Keracunan MBG Massal, Akibat Negara Abai


author photo

5 Sep 2025 - 21.01 WIB


Keracunan MBG kembali terjadi di berbagai daerah. Berdasarkan perkembangan kasus hingga 9 Mei 2025, tercatat 210 orang diduga keracunan akibat mengonsumsi MBG di kota Bogor. Jumlah tersebut merupakan korban dari delapan sekolah diantaranya 34 orang menjalani rawat inap, 47 orang menjalani rawat jalan dan 129 orang mengalami keluhan ringan. Sejak Januari 2025, sejumlah kasus keracunan massal mewarnai pelaksanaan program MBG yang menjadi program prioritas pemerintahan Prabowo Subianto.
Program MBG sedianya bertujuan untuk mengatasi masalah stunting dan meningkatkan kualitas gizi anak - anak. Hanya saja, dalam pelaksanaanya pemerintah telah melupakan hal penting dari program MBG yakni kualitas makanan yang dimasak benar-benar menjamin keselamatan dan keamanan anak-anak. Diantara sebab keracunan tersebut kebanyakan berasal dari makanan yang kurang higienis dan basi.
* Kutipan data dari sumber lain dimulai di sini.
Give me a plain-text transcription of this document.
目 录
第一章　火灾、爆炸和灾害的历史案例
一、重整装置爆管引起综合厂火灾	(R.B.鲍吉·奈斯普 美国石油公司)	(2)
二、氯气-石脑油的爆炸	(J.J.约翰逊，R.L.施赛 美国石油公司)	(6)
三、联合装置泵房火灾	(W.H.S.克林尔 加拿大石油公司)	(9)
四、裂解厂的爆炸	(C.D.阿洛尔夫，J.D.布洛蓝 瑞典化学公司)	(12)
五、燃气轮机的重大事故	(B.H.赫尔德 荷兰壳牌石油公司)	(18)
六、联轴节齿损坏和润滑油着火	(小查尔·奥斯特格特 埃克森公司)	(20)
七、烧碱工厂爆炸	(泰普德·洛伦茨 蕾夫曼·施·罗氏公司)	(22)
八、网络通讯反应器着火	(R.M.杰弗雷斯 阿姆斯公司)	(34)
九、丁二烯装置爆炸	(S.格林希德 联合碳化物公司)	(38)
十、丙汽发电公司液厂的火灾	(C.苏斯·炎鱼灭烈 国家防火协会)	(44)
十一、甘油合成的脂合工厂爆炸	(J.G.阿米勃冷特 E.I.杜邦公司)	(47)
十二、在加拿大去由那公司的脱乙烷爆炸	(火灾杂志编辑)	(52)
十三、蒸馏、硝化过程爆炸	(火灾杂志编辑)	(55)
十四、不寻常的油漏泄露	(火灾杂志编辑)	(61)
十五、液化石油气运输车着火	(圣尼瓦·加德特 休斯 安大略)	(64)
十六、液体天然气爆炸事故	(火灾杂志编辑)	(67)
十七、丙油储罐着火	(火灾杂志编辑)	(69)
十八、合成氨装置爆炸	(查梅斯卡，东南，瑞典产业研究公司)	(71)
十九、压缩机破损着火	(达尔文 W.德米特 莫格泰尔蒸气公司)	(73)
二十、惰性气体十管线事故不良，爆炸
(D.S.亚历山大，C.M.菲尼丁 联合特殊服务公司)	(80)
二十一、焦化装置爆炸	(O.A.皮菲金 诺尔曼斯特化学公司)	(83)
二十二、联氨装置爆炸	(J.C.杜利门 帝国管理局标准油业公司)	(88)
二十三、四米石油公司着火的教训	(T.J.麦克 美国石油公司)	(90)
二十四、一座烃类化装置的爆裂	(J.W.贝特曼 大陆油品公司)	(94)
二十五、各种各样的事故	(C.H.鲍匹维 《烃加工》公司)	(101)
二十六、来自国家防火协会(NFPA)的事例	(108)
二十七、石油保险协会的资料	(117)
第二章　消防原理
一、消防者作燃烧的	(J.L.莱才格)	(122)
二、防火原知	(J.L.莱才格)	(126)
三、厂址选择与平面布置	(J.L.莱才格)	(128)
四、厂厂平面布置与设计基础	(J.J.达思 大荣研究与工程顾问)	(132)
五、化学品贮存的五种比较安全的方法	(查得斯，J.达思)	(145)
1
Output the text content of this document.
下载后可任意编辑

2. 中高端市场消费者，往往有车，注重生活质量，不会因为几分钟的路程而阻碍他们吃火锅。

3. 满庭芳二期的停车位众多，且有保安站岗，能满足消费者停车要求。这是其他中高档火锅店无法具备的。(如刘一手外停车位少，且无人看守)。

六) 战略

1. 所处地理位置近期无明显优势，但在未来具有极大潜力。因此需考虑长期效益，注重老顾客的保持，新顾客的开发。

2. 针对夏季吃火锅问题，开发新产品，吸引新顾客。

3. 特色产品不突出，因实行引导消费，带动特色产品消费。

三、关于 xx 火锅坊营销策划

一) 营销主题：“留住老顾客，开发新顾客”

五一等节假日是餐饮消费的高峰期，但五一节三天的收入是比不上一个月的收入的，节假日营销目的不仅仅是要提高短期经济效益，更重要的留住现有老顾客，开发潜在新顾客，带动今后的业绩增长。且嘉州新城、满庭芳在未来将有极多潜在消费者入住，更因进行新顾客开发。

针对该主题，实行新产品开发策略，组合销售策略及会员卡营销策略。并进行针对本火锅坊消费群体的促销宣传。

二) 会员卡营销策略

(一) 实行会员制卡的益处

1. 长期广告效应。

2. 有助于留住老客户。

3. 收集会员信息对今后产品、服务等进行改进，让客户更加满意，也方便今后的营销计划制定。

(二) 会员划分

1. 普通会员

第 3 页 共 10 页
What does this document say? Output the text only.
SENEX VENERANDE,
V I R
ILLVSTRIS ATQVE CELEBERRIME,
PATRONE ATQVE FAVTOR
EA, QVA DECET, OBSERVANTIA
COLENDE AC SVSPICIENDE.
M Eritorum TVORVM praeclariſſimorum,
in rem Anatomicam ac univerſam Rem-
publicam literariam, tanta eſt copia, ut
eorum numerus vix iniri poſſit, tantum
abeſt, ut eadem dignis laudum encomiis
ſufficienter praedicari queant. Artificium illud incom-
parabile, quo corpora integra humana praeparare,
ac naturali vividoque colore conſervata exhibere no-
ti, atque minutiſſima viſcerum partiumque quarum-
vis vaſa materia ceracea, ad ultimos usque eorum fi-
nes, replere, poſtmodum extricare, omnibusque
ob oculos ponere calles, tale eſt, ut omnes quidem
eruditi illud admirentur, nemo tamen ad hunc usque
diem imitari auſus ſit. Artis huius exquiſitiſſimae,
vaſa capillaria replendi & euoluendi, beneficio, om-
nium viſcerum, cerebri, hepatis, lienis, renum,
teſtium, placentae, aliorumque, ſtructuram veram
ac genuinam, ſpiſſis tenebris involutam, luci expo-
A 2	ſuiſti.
Banyaknya kasus keracunan massal adalah bukti pemerintah mengabaikan poin penting tersebut. Dari sini lahirlah ide untuk mengasuransikan program MBG. Belum selesai urusan keracunan dan dapur MBG yang bermasalah kini muncul ide mengasuransikan MBG untuk mengurangi potensi risiko keracunan bagi penerima MBG. Ini artinya peran negara dari sisi kontrol, pengawasan dan penjamin gizi rakyat patut dipersoalkan. Padahal tiga tugas penting tersebut adalah wewenang dan kewajiban negara, tetapi pemerintah malah membuka peluang pihak ketiga dalam memjalankan program ini.

Patut diduga ada bisnis gurih dibalik program makan gizi gratis.
Melihat potensi bisnis yang cukup menggiurkan, berharap bukan hanya menjamin gizi anak - anak, tetapi juga membuka peluang Industrialisasi agrikultur di tanah air.
MBG telah menjadi program prioritas hingga membuat anggaran negara di sektor lain harus dipangkas dari program ini. Saking prioritasnya kritik dan masukan yang mengiringi pelaksanaan program ini seakan tidak mempengaruhi keputusan pemerintah. Keracunan massal di anggap hanyalah "bumbu pemanis" sebagai risiko program baru yang dicanangkan. Bahkan presiden menyebut korban keracunan hanyalah sebagian kecil orang di bandingkan dengan jutaan penerima MBG. Mungkin dimata penguasa, ratusan korban keracunan MBG adalah kewajaran yang dianggap biasa saja, padahal peristiwa keracunan massal sudah berulang terjadi. Ini artinya program MBG harus dievaluasi dan ditinjau ulang demi keselamatan dan keamanan anak-anak.

Ada hubungan mutualisme yang terjadi antara penguasa dan pihak asuransi. Negara hanya berperan sebagai regulator dan pihak asuransi memperoleh profit dari dana MBG yang di setorkan unruk tiap anak. Meski sumber dana MBG dari APBN, siapa lagi yang akan menanggung beban biaya MBG jika bukan rakyat? Agar pemasukan negara bertambah, negara menarik uang rakyat melalui pajak dan berbagai tarif. Namun, aneka tarikan pajak tersebut tidak berbanding lurus dengan pelayanan publik yang seharusnya di rasakan masyarakat. Beginilah jika MBG tidak steril dari unsur bisnis. Industrialisasi pangan dan gizi di legalisasi melalui kebijakan negara bernama MBG. Alhasil kualitas pangan dan gizi anak terabaikan, pengawasan program tidak berjalan dan lag - lagi Kapitalis yang di untungkan. Negara dalam konsep Sistem Kapitalisme tidak akan bisa melakukan tanggung jawabnya sebagai pengurus rakyat karena kebijakannya tersandera oleh banyak kepentingan, terutama kepentingan pemilik modal.

Dalam Sistem Islam setiap kebijakan mengacu pada Syariat Islam, semata-mata untuk kemaslahatan rakyat sehingga akan menutup celah bagi individu atau swasta meraih keuntungan. Sistem Islam juga tidak akan membiarkan program untuk rakyat beraroma bisnis. Semua kebijakan negara harus mengutamakan kepentingan dan kemaslahatan rakyat. Islam mampu menjamin kesejahteraan semua rakyatnya karena memiliki sumber pemasukan yang besar sesuai ketentuan Syara di kelola dengan Sistem ekonomi Islam. Dengan jaminan kesejahteraan Sistem Islam disertai edukasi tentang gizi maka kasus Stunting akan dapat dicegah lainnya.